Anyone got a pointer to a video that explainst the following.
I've read that a single gilt or bond, you know exactly what you get at the end, there is no chance of losing money. You get the interest (coupon), and at the end you get the bond value back. Its guaranteed..although not at all exciting, returns.
How come a bond fund can go away down ? If it's just a collection of bonds, each of which following the rules above, where is the uncertainty that can result in them losing money ?
Does the variance only happen for corporate bonds (which I undertand the company might fail or not have the ability to pay back the required amount) ?
bonds are basically IOUs from a government or company.
For example
Say they borrow £1000 from you, they will promise to pay you back in a certain way. The two methods are:
110 pounds for the next 10 months = 10% or
100 pounds for 10 months then a 100 extra at the end, they are taxed differently...

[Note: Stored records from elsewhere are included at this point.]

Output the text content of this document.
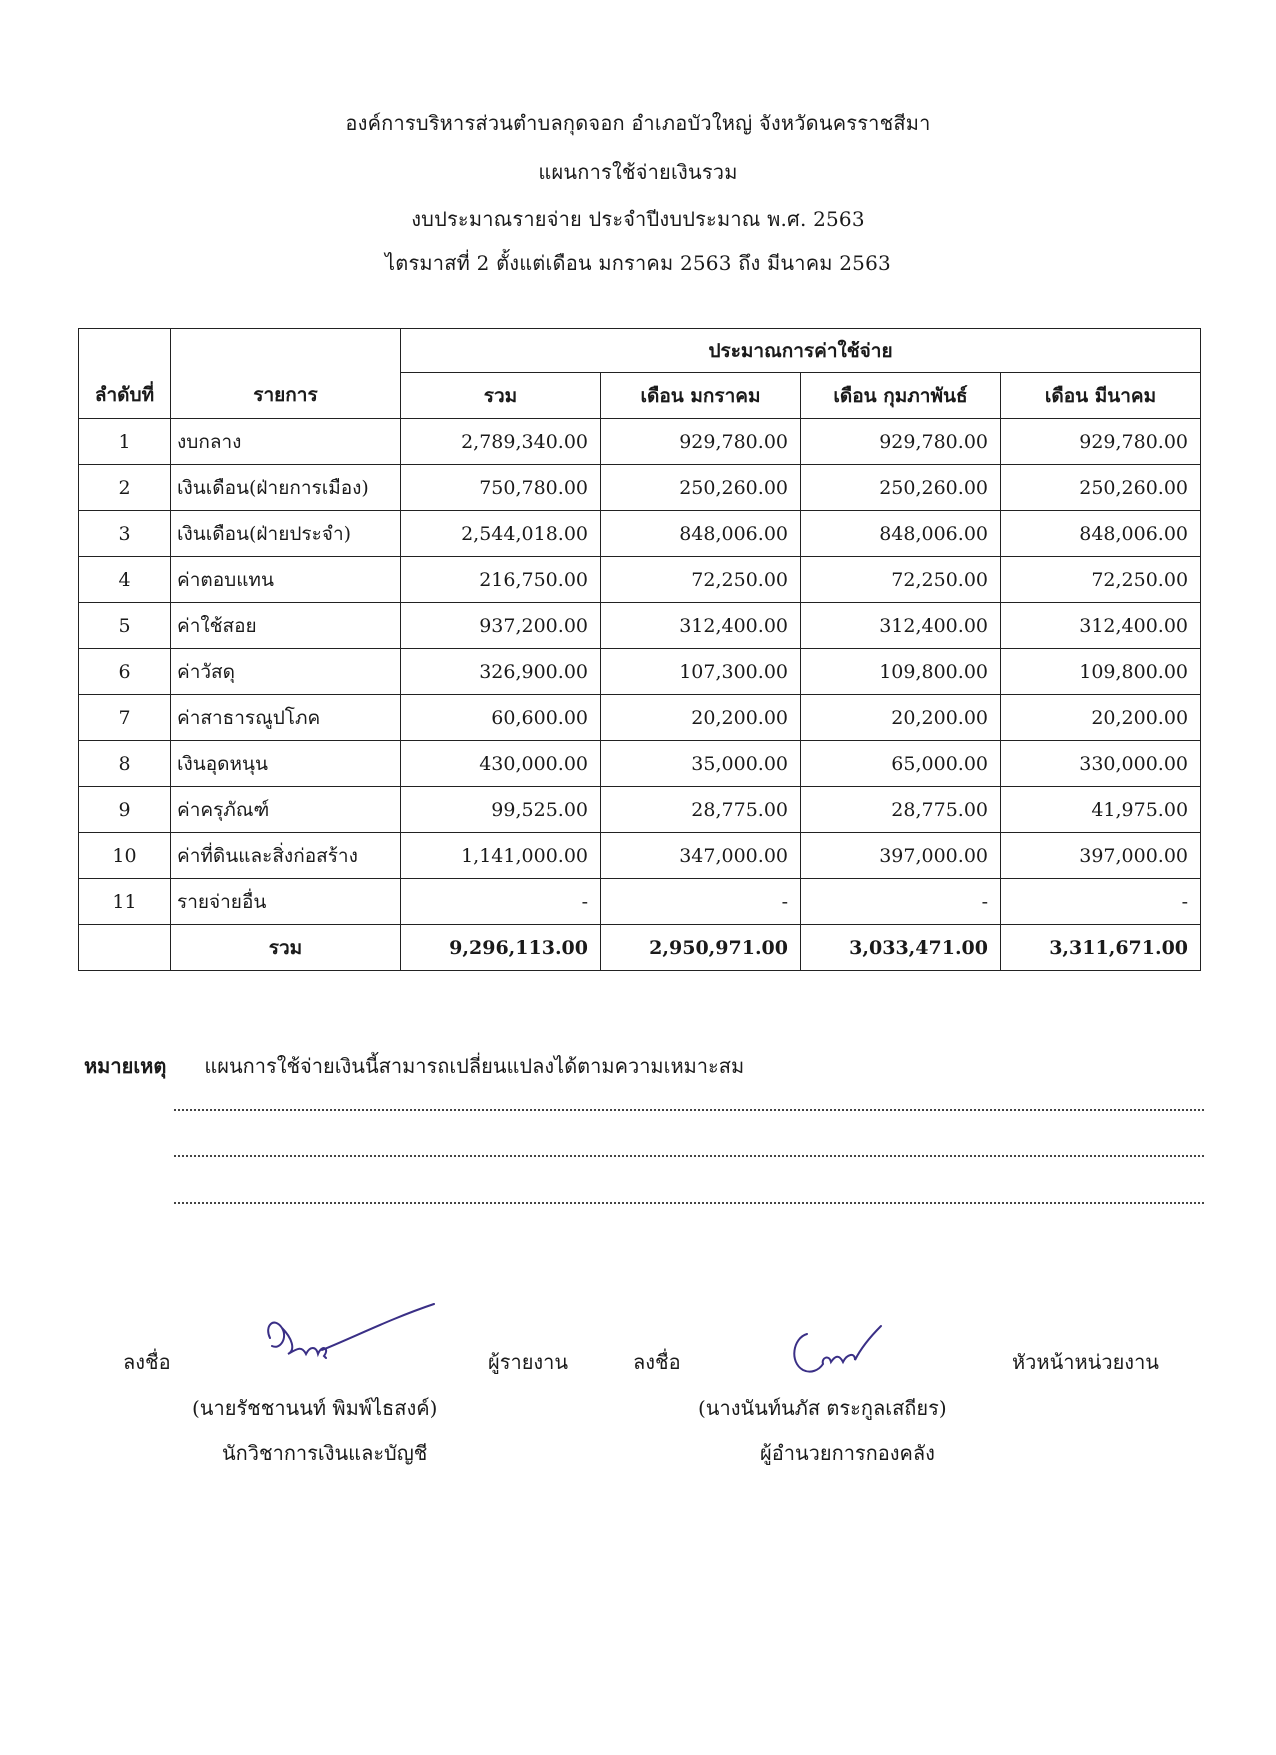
องค์การบริหารส่วนตำบลกุดจอก อำเภอบัวใหญ่ จังหวัดนครราชสีมา
แผนการใช้จ่ายเงินรวม
งบประมาณรายจ่าย ประจำปีงบประมาณ พ.ศ. 2563
ไตรมาสที่ 2 ตั้งแต่เดือน มกราคม 2563 ถึง มีนาคม 2563
ลำดับที่	รายการ	ประมาณการค่าใช้จ่าย			
		รวม	เดือน มกราคม	เดือน กุมภาพันธ์	เดือน มีนาคม
1	งบกลาง	2,789,340.00	929,780.00	929,780.00	929,780.00
2	เงินเดือน(ฝ่ายการเมือง)	750,780.00	250,260.00	250,260.00	250,260.00
3	เงินเดือน(ฝ่ายประจำ)	2,544,018.00	848,006.00	848,006.00	848,006.00
4	ค่าตอบแทน	216,750.00	72,250.00	72,250.00	72,250.00
5	ค่าใช้สอย	937,200.00	312,400.00	312,400.00	312,400.00
6	ค่าวัสดุ	326,900.00	107,300.00	109,800.00	109,800.00
7	ค่าสาธารณูปโภค	60,600.00	20,200.00	20,200.00	20,200.00
8	เงินอุดหนุน	430,000.00	35,000.00	65,000.00	330,000.00
9	ค่าครุภัณฑ์	99,525.00	28,775.00	28,775.00	41,975.00
10	ค่าที่ดินและสิ่งก่อสร้าง	1,141,000.00	347,000.00	397,000.00	397,000.00
11	รายจ่ายอื่น	-	-	-	-
	รวม	9,296,113.00	2,950,971.00	3,033,471.00	3,311,671.00
หมายเหตุ แผนการใช้จ่ายเงินนี้สามารถเปลี่ยนแปลงได้ตามความเหมาะสม
ลงชื่อ	ผู้รายงาน
(นายรัชชานนท์ พิมพ์ไธสงค์)
นักวิชาการเงินและบัญชี
ลงชื่อ	หัวหน้าหน่วยงาน
(นางนันท์นภัส ตระกูลเสถียร)
ผู้อำนวยการกองคลัง
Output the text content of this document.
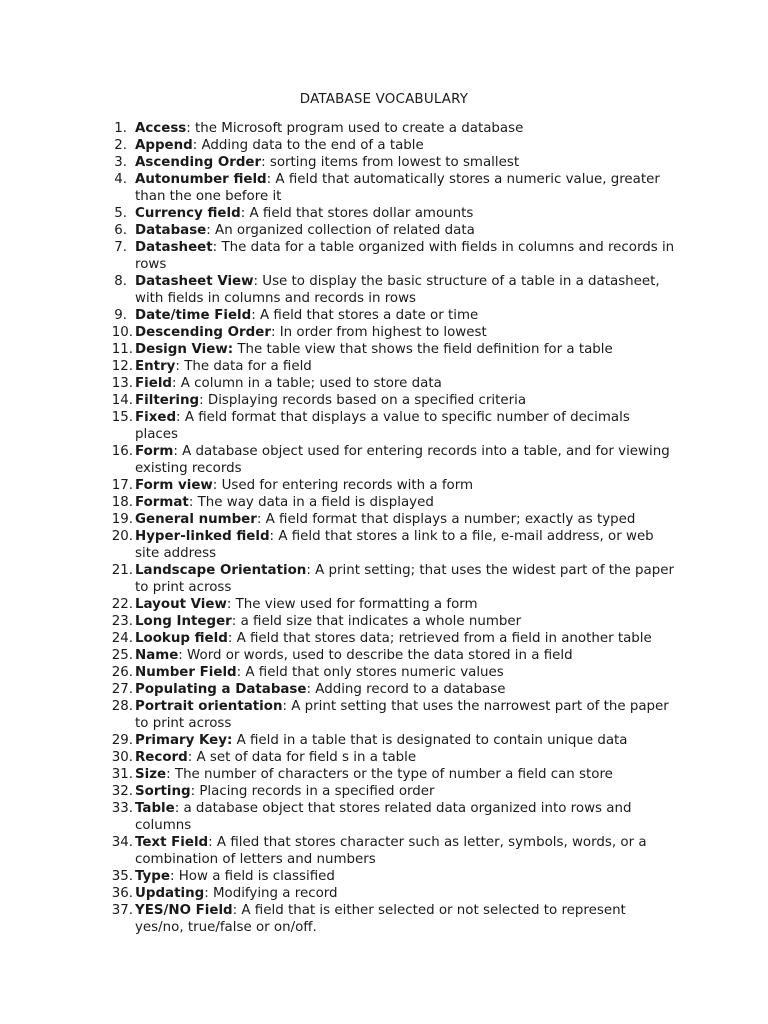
DATABASE VOCABULARY
1. Access: the Microsoft program used to create a database
2. Append: Adding data to the end of a table
3. Ascending Order: sorting items from lowest to smallest
4. Autonumber field: A field that automatically stores a numeric value, greater than the one before it
5. Currency field: A field that stores dollar amounts
6. Database: An organized collection of related data
7. Datasheet: The data for a table organized with fields in columns and records in rows
8. Datasheet View: Use to display the basic structure of a table in a datasheet, with fields in columns and records in rows
9. Date/time Field: A field that stores a date or time
10. Descending Order: In order from highest to lowest
11. Design View: The table view that shows the field definition for a table
12. Entry: The data for a field
13. Field: A column in a table; used to store data
14. Filtering: Displaying records based on a specified criteria
15. Fixed: A field format that displays a value to specific number of decimals places
16. Form: A database object used for entering records into a table, and for viewing existing records
17. Form view: Used for entering records with a form
18. Format: The way data in a field is displayed
19. General number: A field format that displays a number; exactly as typed
20. Hyper-linked field: A field that stores a link to a file, e-mail address, or web site address
21. Landscape Orientation: A print setting; that uses the widest part of the paper to print across
22. Layout View: The view used for formatting a form
23. Long Integer: a field size that indicates a whole number
24. Lookup field: A field that stores data; retrieved from a field in another table
25. Name: Word or words, used to describe the data stored in a field
26. Number Field: A field that only stores numeric values
27. Populating a Database: Adding record to a database
28. Portrait orientation: A print setting that uses the narrowest part of the paper to print across
29. Primary Key: A field in a table that is designated to contain unique data
30. Record: A set of data for field s in a table
31. Size: The number of characters or the type of number a field can store
32. Sorting: Placing records in a specified order
33. Table: a database object that stores related data organized into rows and columns
34. Text Field: A filed that stores character such as letter, symbols, words, or a combination of letters and numbers
35. Type: How a field is classified
36. Updating: Modifying a record
37. YES/NO Field: A field that is either selected or not selected to represent yes/no, true/false or on/off.
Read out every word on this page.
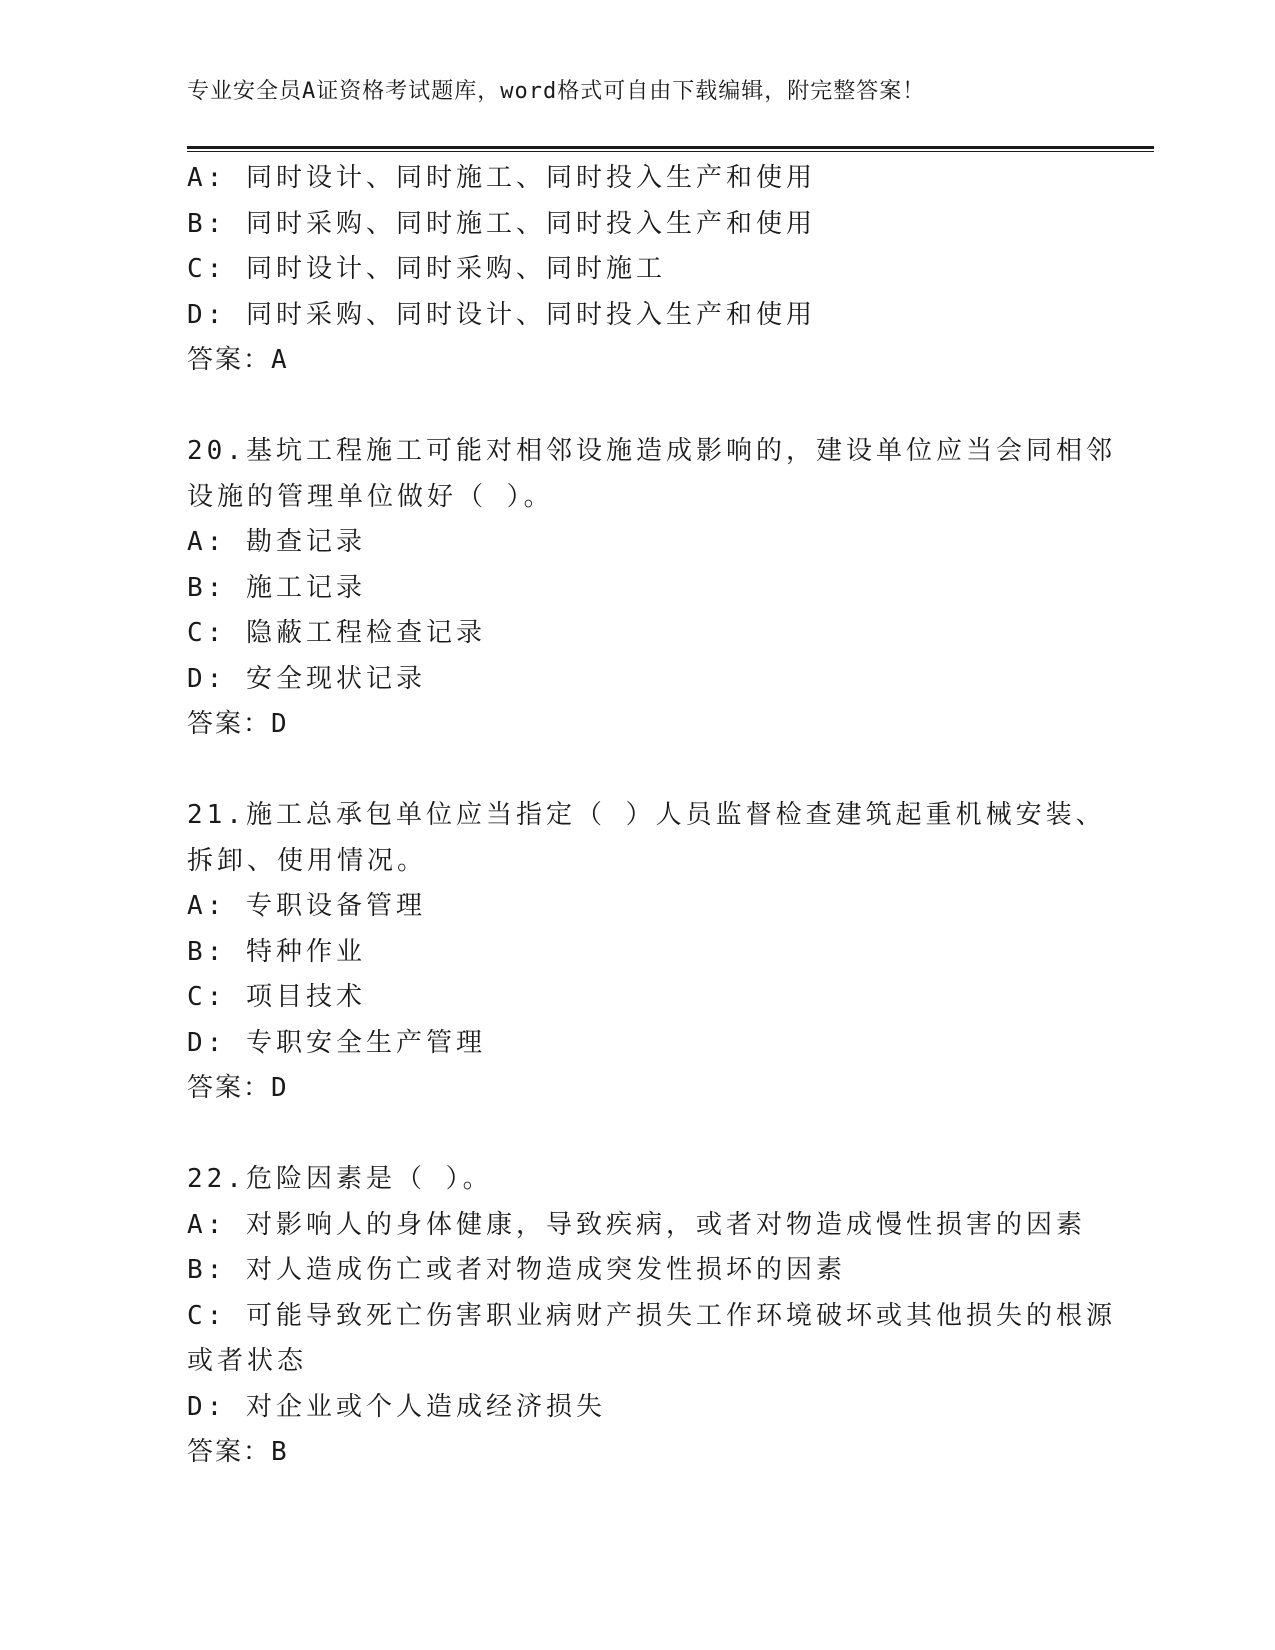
专业安全员A证资格考试题库，word格式可自由下载编辑，附完整答案！
A: 同时设计、同时施工、同时投入生产和使用
B: 同时采购、同时施工、同时投入生产和使用
C: 同时设计、同时采购、同时施工
D: 同时采购、同时设计、同时投入生产和使用
答案：A
20.基坑工程施工可能对相邻设施造成影响的，建设单位应当会同相邻
设施的管理单位做好（ ）。
A: 勘查记录
B: 施工记录
C: 隐蔽工程检查记录
D: 安全现状记录
答案：D
21.施工总承包单位应当指定（ ）人员监督检查建筑起重机械安装、
拆卸、使用情况。
A: 专职设备管理
B: 特种作业
C: 项目技术
D: 专职安全生产管理
答案：D
22.危险因素是（ ）。
A: 对影响人的身体健康，导致疾病，或者对物造成慢性损害的因素
B: 对人造成伤亡或者对物造成突发性损坏的因素
C: 可能导致死亡伤害职业病财产损失工作环境破坏或其他损失的根源
或者状态
D: 对企业或个人造成经济损失
答案：B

You can don't "lose" money on holding the bond for the whole life cycle and you will know what you get in return as long as that government/company don't file for bankruptcy, or some other form of debt restructuring.
Say you brought a bond that gives 5% rate of return, then the interest rates changes so that it's lower and the new bonds are only offfering 4%... in theory you can sell your bond to someone else for 4.5% (as an example) and pocket the money now to spend/re-invest rather than have to wait till the whole life cycle ends.
but if the interest rates goes up to 6% for new bonds, you may have to sell your bonds at much lower rate to cash in quickly.
the other thing is inflation, say you brought a bond with the rate of return for 3% and banks are offering 5%, then you're basically lossing 2% per year.
The rate of return and lenght matters, some companies will offer a high rate of return if they don't have the "credit" status to borrow money at lower rates.
Government bonds have lower rates as it's basically the government and they will get you your money.
There are times were a company like vodafone, who have brought back some of their bonds at higher rate to get rid of the debt.
Then there's the whole FX trading, where you by another countries bonds... say if the pound is stong vs the dollar at 1 pound vs 1.30 dollar, you buy 1300 dollars of bonds..you can wait till the dollar is stronger and sell the bond at some loss but make the profit on the exchange rate.